FIRE was glad to see the district court find that ISU’s policies were not “immune from First Amendment scrutiny under the government speech doctrine,” a doctrine recently revisited by the Supreme Court in Walker v. Texas Division, Sons of Confederate Veterans, Inc., 135 S. Ct. 2239 (2015). Last June on The Torch, FIRE’s Catherine Sevcenko wrote about the Court’s holding in Walker that specialty license plates constituted government speech and that the state could, therefore, reject designs on the basis of viewpoint. Catherine shared FIRE’s concern that this holding could be abused by college administrators attempting to censor student speech. And as predicted, ISU administrators argued that NORML ISU’s use of ISU marks converted the designs at issue to government speech—or speech that at least appeared to be ISU’s—over which ISU could lawfully exercise control.
The court rejected this argument, observing that “the office has approved designs for an inchoate set of interest groups that are in one instance pro-life, then pro-BDSM, then pro-LGBTA, pro-Democrat, and pro-Republican.” Further, administrators had conceded that student groups’ use of the marks said nothing about ISU’s endorsement of the groups’ message.

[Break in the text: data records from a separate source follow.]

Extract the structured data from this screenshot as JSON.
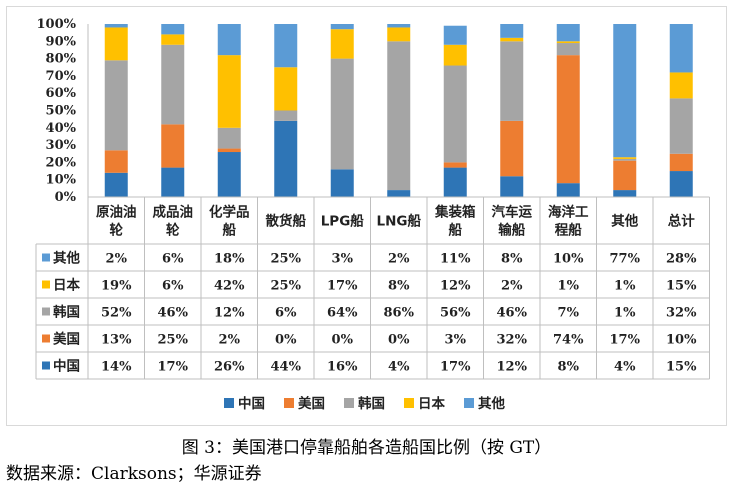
{
  "caption": "图 3：美国港口停靠船舶各造船国比例（按 GT）",
  "source": "数据来源：Clarksons；华源证券",
  "chart_data": {
    "type": "bar",
    "stacked": "percent",
    "categories": [
      [
        "原油油",
        "轮"
      ],
      [
        "成品油",
        "轮"
      ],
      [
        "化学品",
        "船"
      ],
      [
        "散货船"
      ],
      [
        "LPG船"
      ],
      [
        "LNG船"
      ],
      [
        "集装箱",
        "船"
      ],
      [
        "汽车运",
        "输船"
      ],
      [
        "海洋工",
        "程船"
      ],
      [
        "其他"
      ],
      [
        "总计"
      ]
    ],
    "series": [
      {
        "name": "中国",
        "color": "#2e75b6",
        "values": [
          14,
          17,
          26,
          44,
          16,
          4,
          17,
          12,
          8,
          4,
          15
        ]
      },
      {
        "name": "美国",
        "color": "#ed7d31",
        "values": [
          13,
          25,
          2,
          0,
          0,
          0,
          3,
          32,
          74,
          17,
          10
        ]
      },
      {
        "name": "韩国",
        "color": "#a5a5a5",
        "values": [
          52,
          46,
          12,
          6,
          64,
          86,
          56,
          46,
          7,
          1,
          32
        ]
      },
      {
        "name": "日本",
        "color": "#ffc000",
        "values": [
          19,
          6,
          42,
          25,
          17,
          8,
          12,
          2,
          1,
          1,
          15
        ]
      },
      {
        "name": "其他",
        "color": "#5b9bd5",
        "values": [
          2,
          6,
          18,
          25,
          3,
          2,
          11,
          8,
          10,
          77,
          28
        ]
      }
    ],
    "table_row_order": [
      "其他",
      "日本",
      "韩国",
      "美国",
      "中国"
    ],
    "value_suffix": "%",
    "yticks": [
      "0%",
      "10%",
      "20%",
      "30%",
      "40%",
      "50%",
      "60%",
      "70%",
      "80%",
      "90%",
      "100%"
    ],
    "ylim": [
      0,
      100
    ],
    "legend_position": "bottom",
    "grid": false
  }
}
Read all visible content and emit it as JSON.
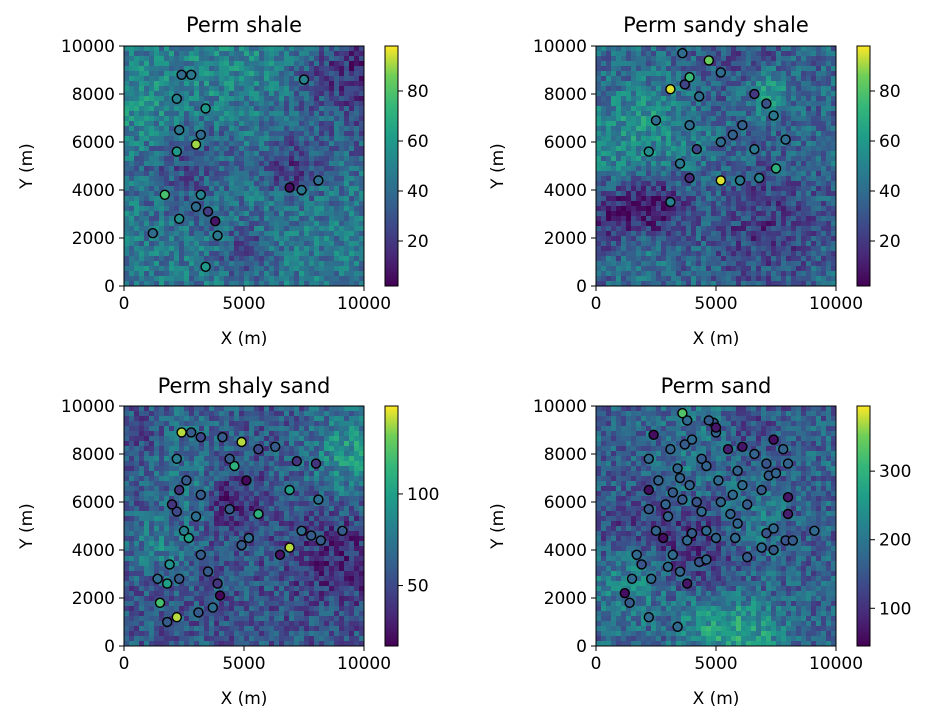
{
  "chart_data": [
    {
      "type": "heatmap",
      "title": "Perm shale",
      "xlabel": "X (m)",
      "ylabel": "Y (m)",
      "xlim": [
        0,
        10000
      ],
      "ylim": [
        10000,
        0
      ],
      "x_ticks": [
        "0",
        "5000",
        "10000"
      ],
      "y_ticks": [
        "0",
        "2000",
        "4000",
        "6000",
        "8000",
        "10000"
      ],
      "colormap": "viridis",
      "colorbar": {
        "min": 2,
        "max": 98,
        "ticks": [
          20,
          40,
          60,
          80
        ]
      },
      "wells": [
        {
          "x": 3400,
          "y": 800,
          "v": 60
        },
        {
          "x": 1200,
          "y": 2200,
          "v": 40
        },
        {
          "x": 3900,
          "y": 2100,
          "v": 45
        },
        {
          "x": 2300,
          "y": 2800,
          "v": 55
        },
        {
          "x": 3800,
          "y": 2700,
          "v": 8
        },
        {
          "x": 3000,
          "y": 3300,
          "v": 40
        },
        {
          "x": 3500,
          "y": 3100,
          "v": 22
        },
        {
          "x": 1700,
          "y": 3800,
          "v": 78
        },
        {
          "x": 3200,
          "y": 3800,
          "v": 50
        },
        {
          "x": 7400,
          "y": 4000,
          "v": 45
        },
        {
          "x": 6900,
          "y": 4100,
          "v": 5
        },
        {
          "x": 8100,
          "y": 4400,
          "v": 40
        },
        {
          "x": 2200,
          "y": 5600,
          "v": 60
        },
        {
          "x": 3000,
          "y": 5900,
          "v": 90
        },
        {
          "x": 3200,
          "y": 6300,
          "v": 40
        },
        {
          "x": 2300,
          "y": 6500,
          "v": 45
        },
        {
          "x": 3400,
          "y": 7400,
          "v": 60
        },
        {
          "x": 2200,
          "y": 7800,
          "v": 50
        },
        {
          "x": 7500,
          "y": 8600,
          "v": 50
        },
        {
          "x": 2400,
          "y": 8800,
          "v": 40
        },
        {
          "x": 2800,
          "y": 8800,
          "v": 45
        }
      ]
    },
    {
      "type": "heatmap",
      "title": "Perm sandy shale",
      "xlabel": "X (m)",
      "ylabel": "Y (m)",
      "xlim": [
        0,
        10000
      ],
      "ylim": [
        10000,
        0
      ],
      "x_ticks": [
        "0",
        "5000",
        "10000"
      ],
      "y_ticks": [
        "0",
        "2000",
        "4000",
        "6000",
        "8000",
        "10000"
      ],
      "colormap": "viridis",
      "colorbar": {
        "min": 2,
        "max": 98,
        "ticks": [
          20,
          40,
          60,
          80
        ]
      },
      "wells": [
        {
          "x": 3100,
          "y": 3500,
          "v": 50
        },
        {
          "x": 3900,
          "y": 4500,
          "v": 15
        },
        {
          "x": 5200,
          "y": 4400,
          "v": 95
        },
        {
          "x": 6000,
          "y": 4400,
          "v": 45
        },
        {
          "x": 6800,
          "y": 4500,
          "v": 50
        },
        {
          "x": 7500,
          "y": 4900,
          "v": 70
        },
        {
          "x": 3500,
          "y": 5100,
          "v": 45
        },
        {
          "x": 2200,
          "y": 5600,
          "v": 55
        },
        {
          "x": 4200,
          "y": 5700,
          "v": 25
        },
        {
          "x": 5200,
          "y": 6000,
          "v": 40
        },
        {
          "x": 5700,
          "y": 6300,
          "v": 35
        },
        {
          "x": 6600,
          "y": 5700,
          "v": 45
        },
        {
          "x": 7900,
          "y": 6100,
          "v": 40
        },
        {
          "x": 2500,
          "y": 6900,
          "v": 40
        },
        {
          "x": 3900,
          "y": 6700,
          "v": 40
        },
        {
          "x": 6100,
          "y": 6700,
          "v": 35
        },
        {
          "x": 7400,
          "y": 7100,
          "v": 45
        },
        {
          "x": 7100,
          "y": 7600,
          "v": 30
        },
        {
          "x": 6600,
          "y": 8000,
          "v": 20
        },
        {
          "x": 4300,
          "y": 7900,
          "v": 40
        },
        {
          "x": 3100,
          "y": 8200,
          "v": 95
        },
        {
          "x": 3700,
          "y": 8400,
          "v": 25
        },
        {
          "x": 3900,
          "y": 8700,
          "v": 75
        },
        {
          "x": 5200,
          "y": 8900,
          "v": 40
        },
        {
          "x": 4700,
          "y": 9400,
          "v": 85
        },
        {
          "x": 3600,
          "y": 9700,
          "v": 40
        }
      ]
    },
    {
      "type": "heatmap",
      "title": "Perm shaly sand",
      "xlabel": "X (m)",
      "ylabel": "Y (m)",
      "xlim": [
        0,
        10000
      ],
      "ylim": [
        10000,
        0
      ],
      "x_ticks": [
        "0",
        "5000",
        "10000"
      ],
      "y_ticks": [
        "0",
        "2000",
        "4000",
        "6000",
        "8000",
        "10000"
      ],
      "colormap": "viridis",
      "colorbar": {
        "min": 17,
        "max": 148,
        "ticks": [
          50,
          100
        ]
      },
      "wells": [
        {
          "x": 1800,
          "y": 1000,
          "v": 60
        },
        {
          "x": 2200,
          "y": 1200,
          "v": 140
        },
        {
          "x": 1500,
          "y": 1800,
          "v": 120
        },
        {
          "x": 3100,
          "y": 1400,
          "v": 60
        },
        {
          "x": 3700,
          "y": 1600,
          "v": 70
        },
        {
          "x": 4000,
          "y": 2100,
          "v": 20
        },
        {
          "x": 1800,
          "y": 2600,
          "v": 100
        },
        {
          "x": 2300,
          "y": 2800,
          "v": 60
        },
        {
          "x": 1400,
          "y": 2800,
          "v": 70
        },
        {
          "x": 3900,
          "y": 2600,
          "v": 40
        },
        {
          "x": 3500,
          "y": 3100,
          "v": 60
        },
        {
          "x": 1900,
          "y": 3400,
          "v": 90
        },
        {
          "x": 3200,
          "y": 3800,
          "v": 60
        },
        {
          "x": 6500,
          "y": 3800,
          "v": 25
        },
        {
          "x": 6900,
          "y": 4100,
          "v": 140
        },
        {
          "x": 4900,
          "y": 4200,
          "v": 60
        },
        {
          "x": 5200,
          "y": 4500,
          "v": 70
        },
        {
          "x": 2700,
          "y": 4500,
          "v": 100
        },
        {
          "x": 2500,
          "y": 4800,
          "v": 80
        },
        {
          "x": 7400,
          "y": 4800,
          "v": 70
        },
        {
          "x": 7800,
          "y": 4600,
          "v": 60
        },
        {
          "x": 8200,
          "y": 4400,
          "v": 60
        },
        {
          "x": 9100,
          "y": 4800,
          "v": 60
        },
        {
          "x": 3000,
          "y": 5400,
          "v": 70
        },
        {
          "x": 5600,
          "y": 5500,
          "v": 110
        },
        {
          "x": 2200,
          "y": 5600,
          "v": 50
        },
        {
          "x": 2000,
          "y": 5900,
          "v": 40
        },
        {
          "x": 4400,
          "y": 5700,
          "v": 60
        },
        {
          "x": 8100,
          "y": 6100,
          "v": 70
        },
        {
          "x": 3200,
          "y": 6300,
          "v": 60
        },
        {
          "x": 2300,
          "y": 6500,
          "v": 40
        },
        {
          "x": 6900,
          "y": 6500,
          "v": 100
        },
        {
          "x": 5100,
          "y": 6900,
          "v": 20
        },
        {
          "x": 2600,
          "y": 6900,
          "v": 60
        },
        {
          "x": 4600,
          "y": 7500,
          "v": 110
        },
        {
          "x": 4400,
          "y": 7800,
          "v": 60
        },
        {
          "x": 2200,
          "y": 7800,
          "v": 80
        },
        {
          "x": 7200,
          "y": 7700,
          "v": 40
        },
        {
          "x": 8000,
          "y": 7600,
          "v": 40
        },
        {
          "x": 5600,
          "y": 8200,
          "v": 50
        },
        {
          "x": 6300,
          "y": 8300,
          "v": 60
        },
        {
          "x": 4100,
          "y": 8700,
          "v": 60
        },
        {
          "x": 3200,
          "y": 8700,
          "v": 50
        },
        {
          "x": 4900,
          "y": 8500,
          "v": 140
        },
        {
          "x": 2800,
          "y": 8900,
          "v": 60
        },
        {
          "x": 2400,
          "y": 8900,
          "v": 140
        }
      ]
    },
    {
      "type": "heatmap",
      "title": "Perm sand",
      "xlabel": "X (m)",
      "ylabel": "Y (m)",
      "xlim": [
        0,
        10000
      ],
      "ylim": [
        10000,
        0
      ],
      "x_ticks": [
        "0",
        "5000",
        "10000"
      ],
      "y_ticks": [
        "0",
        "2000",
        "4000",
        "6000",
        "8000",
        "10000"
      ],
      "colormap": "viridis",
      "colorbar": {
        "min": 45,
        "max": 395,
        "ticks": [
          100,
          200,
          300
        ]
      },
      "wells": [
        {
          "x": 3400,
          "y": 800,
          "v": 180
        },
        {
          "x": 1400,
          "y": 1800,
          "v": 160
        },
        {
          "x": 2200,
          "y": 1200,
          "v": 180
        },
        {
          "x": 1200,
          "y": 2200,
          "v": 60
        },
        {
          "x": 1500,
          "y": 2800,
          "v": 180
        },
        {
          "x": 3800,
          "y": 2600,
          "v": 70
        },
        {
          "x": 2300,
          "y": 2800,
          "v": 180
        },
        {
          "x": 1900,
          "y": 3400,
          "v": 150
        },
        {
          "x": 1700,
          "y": 3800,
          "v": 180
        },
        {
          "x": 3000,
          "y": 3300,
          "v": 180
        },
        {
          "x": 3500,
          "y": 3100,
          "v": 170
        },
        {
          "x": 3200,
          "y": 3800,
          "v": 180
        },
        {
          "x": 4300,
          "y": 3500,
          "v": 150
        },
        {
          "x": 4600,
          "y": 3600,
          "v": 170
        },
        {
          "x": 6300,
          "y": 3700,
          "v": 160
        },
        {
          "x": 6900,
          "y": 4100,
          "v": 180
        },
        {
          "x": 7400,
          "y": 4000,
          "v": 160
        },
        {
          "x": 7900,
          "y": 4400,
          "v": 150
        },
        {
          "x": 8200,
          "y": 4400,
          "v": 160
        },
        {
          "x": 2800,
          "y": 4500,
          "v": 60
        },
        {
          "x": 3800,
          "y": 4400,
          "v": 180
        },
        {
          "x": 4000,
          "y": 4700,
          "v": 160
        },
        {
          "x": 5000,
          "y": 4500,
          "v": 170
        },
        {
          "x": 5800,
          "y": 4500,
          "v": 180
        },
        {
          "x": 7100,
          "y": 4700,
          "v": 150
        },
        {
          "x": 2500,
          "y": 4800,
          "v": 170
        },
        {
          "x": 4600,
          "y": 4800,
          "v": 180
        },
        {
          "x": 5900,
          "y": 5100,
          "v": 170
        },
        {
          "x": 7400,
          "y": 4900,
          "v": 180
        },
        {
          "x": 9100,
          "y": 4800,
          "v": 180
        },
        {
          "x": 3000,
          "y": 5400,
          "v": 170
        },
        {
          "x": 5600,
          "y": 5500,
          "v": 170
        },
        {
          "x": 4400,
          "y": 5600,
          "v": 180
        },
        {
          "x": 8000,
          "y": 5500,
          "v": 80
        },
        {
          "x": 2200,
          "y": 5700,
          "v": 160
        },
        {
          "x": 2900,
          "y": 5900,
          "v": 170
        },
        {
          "x": 5200,
          "y": 6000,
          "v": 170
        },
        {
          "x": 6300,
          "y": 5900,
          "v": 160
        },
        {
          "x": 4200,
          "y": 6000,
          "v": 150
        },
        {
          "x": 3600,
          "y": 6100,
          "v": 160
        },
        {
          "x": 5700,
          "y": 6300,
          "v": 180
        },
        {
          "x": 8000,
          "y": 6200,
          "v": 70
        },
        {
          "x": 2200,
          "y": 6500,
          "v": 60
        },
        {
          "x": 3200,
          "y": 6400,
          "v": 160
        },
        {
          "x": 6900,
          "y": 6500,
          "v": 160
        },
        {
          "x": 6100,
          "y": 6700,
          "v": 180
        },
        {
          "x": 3900,
          "y": 6700,
          "v": 170
        },
        {
          "x": 2600,
          "y": 6900,
          "v": 170
        },
        {
          "x": 3500,
          "y": 7000,
          "v": 170
        },
        {
          "x": 5100,
          "y": 6900,
          "v": 180
        },
        {
          "x": 7200,
          "y": 7100,
          "v": 160
        },
        {
          "x": 7500,
          "y": 7200,
          "v": 170
        },
        {
          "x": 4600,
          "y": 7500,
          "v": 170
        },
        {
          "x": 5900,
          "y": 7300,
          "v": 170
        },
        {
          "x": 7100,
          "y": 7600,
          "v": 150
        },
        {
          "x": 8000,
          "y": 7600,
          "v": 170
        },
        {
          "x": 3400,
          "y": 7400,
          "v": 170
        },
        {
          "x": 4400,
          "y": 7800,
          "v": 160
        },
        {
          "x": 6600,
          "y": 8000,
          "v": 170
        },
        {
          "x": 2200,
          "y": 7800,
          "v": 180
        },
        {
          "x": 5500,
          "y": 8200,
          "v": 80
        },
        {
          "x": 6100,
          "y": 8300,
          "v": 70
        },
        {
          "x": 7800,
          "y": 8200,
          "v": 170
        },
        {
          "x": 3100,
          "y": 8200,
          "v": 170
        },
        {
          "x": 3700,
          "y": 8400,
          "v": 160
        },
        {
          "x": 4000,
          "y": 8600,
          "v": 180
        },
        {
          "x": 7400,
          "y": 8600,
          "v": 60
        },
        {
          "x": 2400,
          "y": 8800,
          "v": 60
        },
        {
          "x": 5000,
          "y": 8900,
          "v": 170
        },
        {
          "x": 4900,
          "y": 9300,
          "v": 150
        },
        {
          "x": 4700,
          "y": 9400,
          "v": 160
        },
        {
          "x": 3800,
          "y": 9400,
          "v": 180
        },
        {
          "x": 3600,
          "y": 9700,
          "v": 330
        },
        {
          "x": 5000,
          "y": 9100,
          "v": 70
        }
      ]
    }
  ]
}
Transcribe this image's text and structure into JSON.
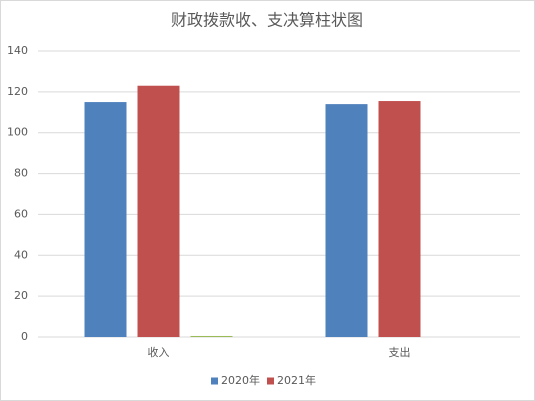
{
  "chart_data": {
    "type": "bar",
    "title": "财政拨款收、支决算柱状图",
    "categories": [
      "收入",
      "支出"
    ],
    "series": [
      {
        "name": "2020年",
        "color": "#4f81bd",
        "values": [
          115,
          114
        ]
      },
      {
        "name": "2021年",
        "color": "#c0504d",
        "values": [
          123,
          115.5
        ]
      },
      {
        "color": "#9bbb59",
        "values": [
          0.5,
          null
        ]
      }
    ],
    "ylim": [
      0,
      140
    ],
    "yticks": [
      0,
      20,
      40,
      60,
      80,
      100,
      120,
      140
    ],
    "grid": true,
    "legend": "bottom"
  }
}
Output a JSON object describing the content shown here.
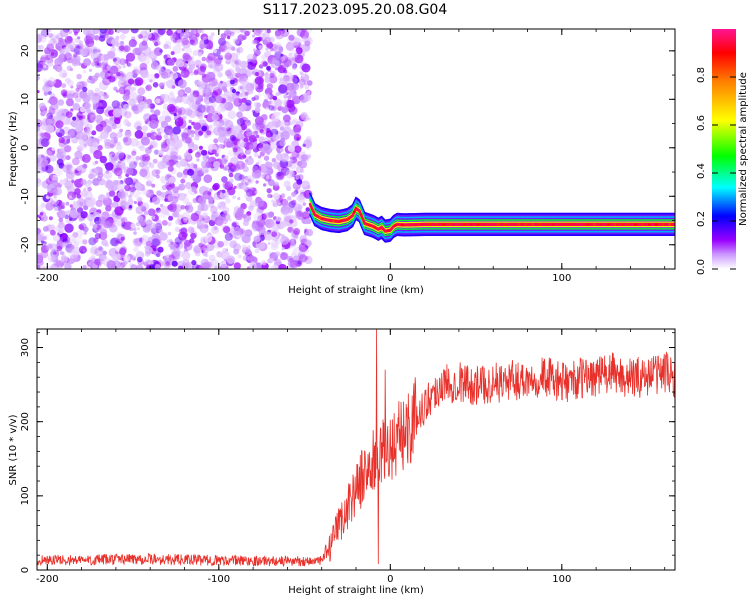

In short, no matter how many times ISU administrators argued to the contrary, this case is overwhelmingly about viewpoint discrimination. And the law with respect to viewpoint discrimination is clear—clear enough that administrators who ignore the law should and will be held personally responsible for their violations of students’ rights. College administrators may not simply claim ignorance of the law in order to avoid taking responsibility for their unlawful actions.
This case marks the first time that a case coordinated by FIRE has resulted in a court piercing qualified immunity on free speech grounds. In 2012, the U.S. Court of Appeals for the Eleventh Circuit rejected a defense of qualified immunity with respect to the plaintiff’s due process rights in the case of Barnes v. Zaccari, which FIRE assisted by finding student-plaintiff Hayden Barnes legal counsel and filing two amicus curiae (“friend-of-the-court”) briefs.
On February 4, the ISU defendants filed a notice of appeal to the Eighth Circuit challenging the district court’s denial of qualified immunity. (Although the case is not over—the judge still has to determine damages and attorneys’ fees—the defendants may appeal the qualified immunity finding.) The appellate court should reaffirm the district court’s strong statements on the standards for qualified immunity.